GENEL KURUL KONUŞMASI
Konu: CHP GRUBU ÖNERİSİ
Yasama Yılı:2
Birleşim:30
Tarih:07.12.2011

RECAİ BERBER (Manisa) - Sayın Başkan, değerli milletvekili arkadaşlarım; ben de hepinizi saygıyla selamlıyorum.

Çok Değerli Milletvekilimiz Hasan Ören Bey'in gündeme getirdiği Çal Dağı nikel madeniyle ilgili olarak bu konu bu Mecliste ilk defa görüşülmüyor. Geçen dönem, 23'üncü Dönem Milletvekili olarak da biz bunu -bazı milletvekili arkadaşlarımız da hatırlayacaklardır- gündeme getirdik ve tartışıldı.

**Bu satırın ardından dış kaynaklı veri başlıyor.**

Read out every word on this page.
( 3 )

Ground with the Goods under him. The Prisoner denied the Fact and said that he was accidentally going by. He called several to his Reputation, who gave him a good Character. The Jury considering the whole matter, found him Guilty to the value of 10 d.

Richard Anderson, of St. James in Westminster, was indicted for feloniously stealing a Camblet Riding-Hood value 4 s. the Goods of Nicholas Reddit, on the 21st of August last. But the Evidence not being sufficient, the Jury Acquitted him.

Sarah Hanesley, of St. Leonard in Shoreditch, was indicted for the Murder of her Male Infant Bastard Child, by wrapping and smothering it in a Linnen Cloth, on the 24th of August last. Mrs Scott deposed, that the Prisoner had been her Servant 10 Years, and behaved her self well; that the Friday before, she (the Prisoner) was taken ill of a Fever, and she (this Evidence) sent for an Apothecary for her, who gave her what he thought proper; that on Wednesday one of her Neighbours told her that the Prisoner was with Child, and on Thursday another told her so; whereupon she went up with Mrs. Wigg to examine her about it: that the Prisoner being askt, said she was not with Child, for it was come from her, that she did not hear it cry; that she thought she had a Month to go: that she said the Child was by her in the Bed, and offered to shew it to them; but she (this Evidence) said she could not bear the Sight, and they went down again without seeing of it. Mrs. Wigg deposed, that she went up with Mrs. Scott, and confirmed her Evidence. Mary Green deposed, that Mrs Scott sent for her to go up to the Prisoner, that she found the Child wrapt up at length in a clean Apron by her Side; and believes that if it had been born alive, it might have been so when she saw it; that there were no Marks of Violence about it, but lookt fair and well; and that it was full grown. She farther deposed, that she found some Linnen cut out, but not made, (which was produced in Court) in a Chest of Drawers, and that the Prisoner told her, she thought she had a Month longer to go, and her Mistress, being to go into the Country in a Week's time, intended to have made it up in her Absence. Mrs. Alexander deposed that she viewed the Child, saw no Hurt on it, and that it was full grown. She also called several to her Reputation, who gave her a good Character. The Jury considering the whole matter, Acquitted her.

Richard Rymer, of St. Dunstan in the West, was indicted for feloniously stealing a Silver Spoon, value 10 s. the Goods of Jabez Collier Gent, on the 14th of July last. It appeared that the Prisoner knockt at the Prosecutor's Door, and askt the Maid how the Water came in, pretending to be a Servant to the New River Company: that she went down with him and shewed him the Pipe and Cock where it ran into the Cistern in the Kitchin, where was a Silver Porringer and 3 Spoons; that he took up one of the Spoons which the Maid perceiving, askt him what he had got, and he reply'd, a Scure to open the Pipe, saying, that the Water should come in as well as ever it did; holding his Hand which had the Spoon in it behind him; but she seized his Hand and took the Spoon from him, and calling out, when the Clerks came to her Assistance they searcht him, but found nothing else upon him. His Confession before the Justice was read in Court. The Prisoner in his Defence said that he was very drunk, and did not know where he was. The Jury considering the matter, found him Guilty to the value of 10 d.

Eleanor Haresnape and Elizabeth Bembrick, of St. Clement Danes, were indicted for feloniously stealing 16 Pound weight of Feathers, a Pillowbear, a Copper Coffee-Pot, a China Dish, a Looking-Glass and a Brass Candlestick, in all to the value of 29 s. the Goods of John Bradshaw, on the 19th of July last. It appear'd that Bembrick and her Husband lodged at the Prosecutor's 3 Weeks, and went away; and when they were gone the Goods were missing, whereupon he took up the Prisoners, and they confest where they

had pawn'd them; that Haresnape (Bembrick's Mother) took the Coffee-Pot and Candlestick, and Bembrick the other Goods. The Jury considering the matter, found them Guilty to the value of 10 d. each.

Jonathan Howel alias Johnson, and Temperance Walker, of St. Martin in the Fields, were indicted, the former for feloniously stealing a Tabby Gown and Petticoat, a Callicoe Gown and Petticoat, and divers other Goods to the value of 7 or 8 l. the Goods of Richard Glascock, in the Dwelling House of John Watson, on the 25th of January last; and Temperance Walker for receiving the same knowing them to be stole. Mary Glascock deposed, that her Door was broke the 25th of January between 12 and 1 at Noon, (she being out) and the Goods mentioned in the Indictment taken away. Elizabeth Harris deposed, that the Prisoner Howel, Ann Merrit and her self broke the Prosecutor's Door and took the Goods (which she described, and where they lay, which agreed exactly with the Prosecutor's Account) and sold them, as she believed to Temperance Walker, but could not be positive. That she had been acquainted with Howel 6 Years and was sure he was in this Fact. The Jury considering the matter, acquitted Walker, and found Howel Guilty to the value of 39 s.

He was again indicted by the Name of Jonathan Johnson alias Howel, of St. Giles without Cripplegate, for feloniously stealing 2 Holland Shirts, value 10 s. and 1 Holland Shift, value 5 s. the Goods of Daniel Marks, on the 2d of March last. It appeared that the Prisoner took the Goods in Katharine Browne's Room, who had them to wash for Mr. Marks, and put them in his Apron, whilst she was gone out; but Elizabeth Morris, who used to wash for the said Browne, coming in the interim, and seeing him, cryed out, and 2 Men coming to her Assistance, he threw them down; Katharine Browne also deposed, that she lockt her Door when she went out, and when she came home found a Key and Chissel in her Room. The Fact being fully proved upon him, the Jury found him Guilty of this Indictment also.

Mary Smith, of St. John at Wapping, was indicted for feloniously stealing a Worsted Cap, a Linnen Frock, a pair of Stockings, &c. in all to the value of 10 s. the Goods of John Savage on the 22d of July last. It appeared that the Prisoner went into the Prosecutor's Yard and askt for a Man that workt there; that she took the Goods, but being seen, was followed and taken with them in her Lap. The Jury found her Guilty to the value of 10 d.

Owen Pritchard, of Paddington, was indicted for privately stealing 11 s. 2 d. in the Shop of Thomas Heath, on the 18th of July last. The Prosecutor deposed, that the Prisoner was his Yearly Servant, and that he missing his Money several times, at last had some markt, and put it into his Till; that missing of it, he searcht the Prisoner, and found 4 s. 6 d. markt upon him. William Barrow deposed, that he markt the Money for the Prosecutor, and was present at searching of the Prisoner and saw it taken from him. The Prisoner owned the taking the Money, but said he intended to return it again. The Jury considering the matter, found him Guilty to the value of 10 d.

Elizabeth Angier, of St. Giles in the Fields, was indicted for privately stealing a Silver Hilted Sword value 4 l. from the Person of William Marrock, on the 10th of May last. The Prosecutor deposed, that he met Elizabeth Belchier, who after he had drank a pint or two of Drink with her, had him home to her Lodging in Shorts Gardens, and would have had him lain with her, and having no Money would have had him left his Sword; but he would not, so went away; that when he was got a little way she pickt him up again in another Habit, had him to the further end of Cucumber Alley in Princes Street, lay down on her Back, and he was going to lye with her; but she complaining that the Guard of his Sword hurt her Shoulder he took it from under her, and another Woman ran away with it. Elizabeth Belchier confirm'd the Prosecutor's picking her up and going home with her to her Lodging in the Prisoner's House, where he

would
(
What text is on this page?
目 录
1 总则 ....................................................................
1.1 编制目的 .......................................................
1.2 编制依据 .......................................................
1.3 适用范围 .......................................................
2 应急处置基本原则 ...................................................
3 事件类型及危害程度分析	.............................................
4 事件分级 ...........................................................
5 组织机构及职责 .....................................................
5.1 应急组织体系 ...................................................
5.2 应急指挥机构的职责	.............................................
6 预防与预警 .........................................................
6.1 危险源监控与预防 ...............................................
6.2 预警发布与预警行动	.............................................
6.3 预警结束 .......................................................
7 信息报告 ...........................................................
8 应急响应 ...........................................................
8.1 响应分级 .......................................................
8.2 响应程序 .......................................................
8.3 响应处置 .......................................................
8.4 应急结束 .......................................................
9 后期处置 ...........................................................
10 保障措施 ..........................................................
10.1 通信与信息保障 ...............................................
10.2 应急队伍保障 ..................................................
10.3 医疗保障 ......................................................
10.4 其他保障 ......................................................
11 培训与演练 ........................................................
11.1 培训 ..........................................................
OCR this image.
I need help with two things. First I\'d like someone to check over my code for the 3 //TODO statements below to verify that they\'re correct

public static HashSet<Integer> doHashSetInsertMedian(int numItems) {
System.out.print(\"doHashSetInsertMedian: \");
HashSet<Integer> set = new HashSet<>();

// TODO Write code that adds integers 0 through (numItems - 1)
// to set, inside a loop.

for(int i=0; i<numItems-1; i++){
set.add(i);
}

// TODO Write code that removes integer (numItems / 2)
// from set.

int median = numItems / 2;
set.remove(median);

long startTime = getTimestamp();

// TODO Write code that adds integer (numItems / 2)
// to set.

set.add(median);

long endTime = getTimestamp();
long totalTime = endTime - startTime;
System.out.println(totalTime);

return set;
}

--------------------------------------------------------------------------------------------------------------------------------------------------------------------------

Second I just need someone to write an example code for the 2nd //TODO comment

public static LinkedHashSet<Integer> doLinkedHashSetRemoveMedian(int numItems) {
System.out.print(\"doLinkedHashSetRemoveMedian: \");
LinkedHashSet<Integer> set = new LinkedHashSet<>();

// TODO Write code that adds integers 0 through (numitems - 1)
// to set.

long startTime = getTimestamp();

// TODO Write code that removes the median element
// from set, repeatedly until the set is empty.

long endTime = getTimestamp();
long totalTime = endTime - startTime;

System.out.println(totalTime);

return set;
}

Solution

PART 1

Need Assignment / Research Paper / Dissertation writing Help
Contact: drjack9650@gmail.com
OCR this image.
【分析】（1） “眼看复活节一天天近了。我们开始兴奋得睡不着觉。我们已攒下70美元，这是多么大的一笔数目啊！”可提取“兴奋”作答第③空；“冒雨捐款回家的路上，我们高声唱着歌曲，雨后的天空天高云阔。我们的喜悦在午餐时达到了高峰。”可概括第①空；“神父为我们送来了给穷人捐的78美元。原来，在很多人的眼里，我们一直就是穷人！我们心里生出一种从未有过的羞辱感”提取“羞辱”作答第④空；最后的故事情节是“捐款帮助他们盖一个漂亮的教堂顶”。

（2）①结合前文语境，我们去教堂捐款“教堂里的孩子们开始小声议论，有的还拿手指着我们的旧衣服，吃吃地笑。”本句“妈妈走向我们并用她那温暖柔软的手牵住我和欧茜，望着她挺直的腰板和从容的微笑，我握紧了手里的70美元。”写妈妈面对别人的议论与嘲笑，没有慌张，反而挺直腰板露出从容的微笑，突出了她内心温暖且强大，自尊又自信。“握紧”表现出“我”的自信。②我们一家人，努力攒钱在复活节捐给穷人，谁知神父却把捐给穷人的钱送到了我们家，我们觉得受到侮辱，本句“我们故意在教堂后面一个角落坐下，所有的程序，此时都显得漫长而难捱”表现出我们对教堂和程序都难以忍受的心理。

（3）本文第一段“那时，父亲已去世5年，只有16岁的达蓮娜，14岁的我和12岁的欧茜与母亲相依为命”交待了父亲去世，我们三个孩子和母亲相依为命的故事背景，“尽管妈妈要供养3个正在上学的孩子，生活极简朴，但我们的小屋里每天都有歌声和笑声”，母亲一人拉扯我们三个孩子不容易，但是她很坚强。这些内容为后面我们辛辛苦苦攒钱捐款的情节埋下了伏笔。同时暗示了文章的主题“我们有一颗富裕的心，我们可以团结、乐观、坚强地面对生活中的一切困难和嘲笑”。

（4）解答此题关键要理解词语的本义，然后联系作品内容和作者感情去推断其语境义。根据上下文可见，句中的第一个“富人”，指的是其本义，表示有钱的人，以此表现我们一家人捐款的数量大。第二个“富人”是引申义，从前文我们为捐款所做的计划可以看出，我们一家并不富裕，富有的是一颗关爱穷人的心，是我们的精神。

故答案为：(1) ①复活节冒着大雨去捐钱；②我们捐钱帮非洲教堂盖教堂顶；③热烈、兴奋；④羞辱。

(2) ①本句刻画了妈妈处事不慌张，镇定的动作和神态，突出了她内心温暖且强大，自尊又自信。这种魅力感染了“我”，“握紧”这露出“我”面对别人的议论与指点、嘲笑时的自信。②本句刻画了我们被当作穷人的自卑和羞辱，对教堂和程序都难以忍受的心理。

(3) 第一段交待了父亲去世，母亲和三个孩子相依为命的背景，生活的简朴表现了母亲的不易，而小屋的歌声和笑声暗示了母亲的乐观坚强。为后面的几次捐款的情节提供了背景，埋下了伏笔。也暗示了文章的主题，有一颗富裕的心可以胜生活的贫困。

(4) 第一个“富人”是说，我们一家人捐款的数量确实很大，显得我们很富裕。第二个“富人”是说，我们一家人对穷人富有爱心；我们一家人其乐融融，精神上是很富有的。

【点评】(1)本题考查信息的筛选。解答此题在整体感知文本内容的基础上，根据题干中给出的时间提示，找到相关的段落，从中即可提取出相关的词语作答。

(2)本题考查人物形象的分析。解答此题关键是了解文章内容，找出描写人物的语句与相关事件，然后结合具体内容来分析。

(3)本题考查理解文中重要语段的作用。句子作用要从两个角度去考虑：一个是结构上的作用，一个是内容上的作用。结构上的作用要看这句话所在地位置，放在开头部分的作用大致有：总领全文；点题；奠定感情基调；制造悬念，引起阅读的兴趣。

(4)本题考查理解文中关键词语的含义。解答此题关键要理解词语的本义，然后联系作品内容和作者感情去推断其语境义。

Ben, tabii özellikle Turgutlulu olması hasebiyle Hasan Ören Bey'in kendi yöresindeki hassasiyeti özel bir hassasiyet olarak düşünmüyorum. Biz, Manisa'nın her köşesinde, sadece Manisa'nın değil, Türkiye'nin her köşesinde meydana gelebilecek olumsuzluklara karşı tabii ki el birliğiyle iş birliği yapabileceğimizi o zaman da söyledik.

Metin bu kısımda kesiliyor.